Plexon Research Spotlight

Steve W. C. Chang, Ph.D.

Assistant Professor, Yale University

Steve Chang Yale


What type of neuroscience research do you do and what got you interested in this research? 

I found social cognition fascinating as it demands contingent and dynamic computations, not only with respect to ourselves but also with respect to other complex individuals. Our primary research goal is to better understand the neural mechanisms underlying social behaviors.

We approach this question from multiple angles, including spiking and local field potential recordings, and neuropharmacological manipulations, frequently during real-life social interactions. Several research projects in the lab focuses on how decision variables with respect to self and other are computed in the prefrontal and amygdala circuits. Another growing line of inquiry investigates how the prefrontal cortex and the amygdala represent fascinating dynamics underlying social gaze interactions. 

What challenges did you encounter along the way, and how did you overcome these challenges?

In studying the neurobiological mechanisms underlying social interactions in a laboratory, it is important to ensure that what you study captures, as best it can within obvious limitations, the core neural processes that are used in real-life settings.

Accommodating this, especially when it comes to electrophysiology, requires an intricate balance between experimental control and ecological validity. Our solution has been to implement behavioral paradigms involving another individual that can be quantified and modeled while minimizing experimental confounds.

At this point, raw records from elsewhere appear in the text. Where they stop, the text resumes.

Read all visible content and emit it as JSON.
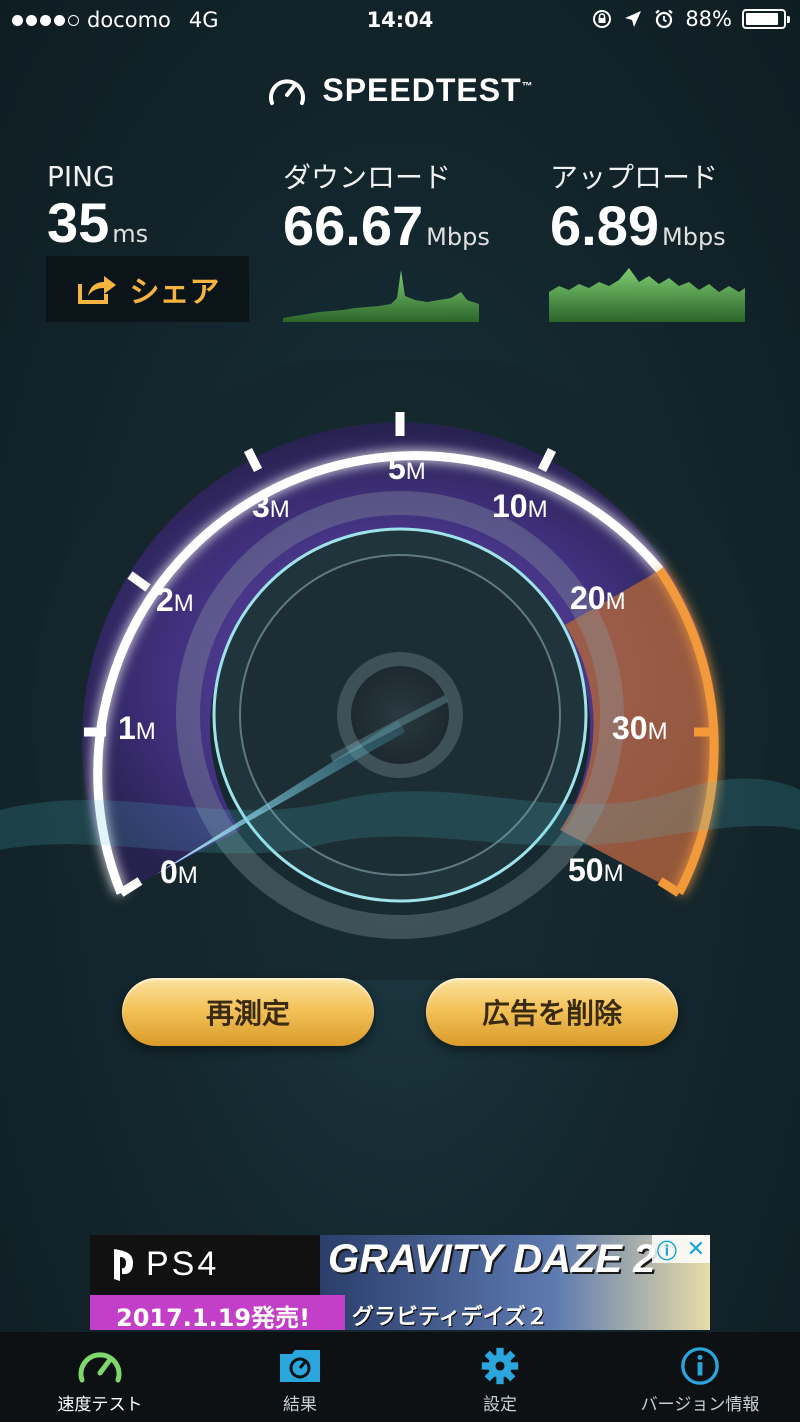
{
  "status_bar": {
    "carrier": "docomo",
    "network": "4G",
    "time": "14:04",
    "battery_pct": "88%",
    "battery_level": 0.88
  },
  "header": {
    "logo_text": "SPEEDTEST",
    "trademark": "™"
  },
  "results": {
    "ping": {
      "label": "PING",
      "value": "35",
      "unit": "ms"
    },
    "download": {
      "label": "ダウンロード",
      "value": "66.67",
      "unit": "Mbps"
    },
    "upload": {
      "label": "アップロード",
      "value": "6.89",
      "unit": "Mbps"
    }
  },
  "share_label": "シェア",
  "gauge": {
    "tick_labels": [
      {
        "num": "0",
        "unit": "M"
      },
      {
        "num": "1",
        "unit": "M"
      },
      {
        "num": "2",
        "unit": "M"
      },
      {
        "num": "3",
        "unit": "M"
      },
      {
        "num": "5",
        "unit": "M"
      },
      {
        "num": "10",
        "unit": "M"
      },
      {
        "num": "20",
        "unit": "M"
      },
      {
        "num": "30",
        "unit": "M"
      },
      {
        "num": "50",
        "unit": "M"
      }
    ],
    "colors": {
      "arc": "#ffffff",
      "high_range": "#f29a3a",
      "needle": "#8fe0f5"
    }
  },
  "buttons": {
    "retest": "再測定",
    "remove_ads": "広告を削除"
  },
  "ad": {
    "brand": "PS4",
    "title": "GRAVITY DAZE 2",
    "subtitle": "グラビティデイズ２",
    "release": "2017.1.19発売!"
  },
  "tabs": [
    {
      "label": "速度テスト",
      "icon": "speedometer-icon"
    },
    {
      "label": "結果",
      "icon": "results-icon"
    },
    {
      "label": "設定",
      "icon": "gear-icon"
    },
    {
      "label": "バージョン情報",
      "icon": "info-icon"
    }
  ],
  "accent_color": "#7fd86b"
}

What new technique do you think will have the greatest impact on neuroscience research and how do you plan to apply this to your research?

Because of my interests in contingent and dynamic social behaviors and inter-regional communications in the brain in general, neurobiological techniques that are geared to providing reliable signals from multiple brain areas that can be coupled with high resolution behavioral monitoring will be extremely valuable. In particular, I am very much looking forward to learning more about the similarities and differences in neuronal dynamics underlying higher-order cognition across task-confined versus task-free situations.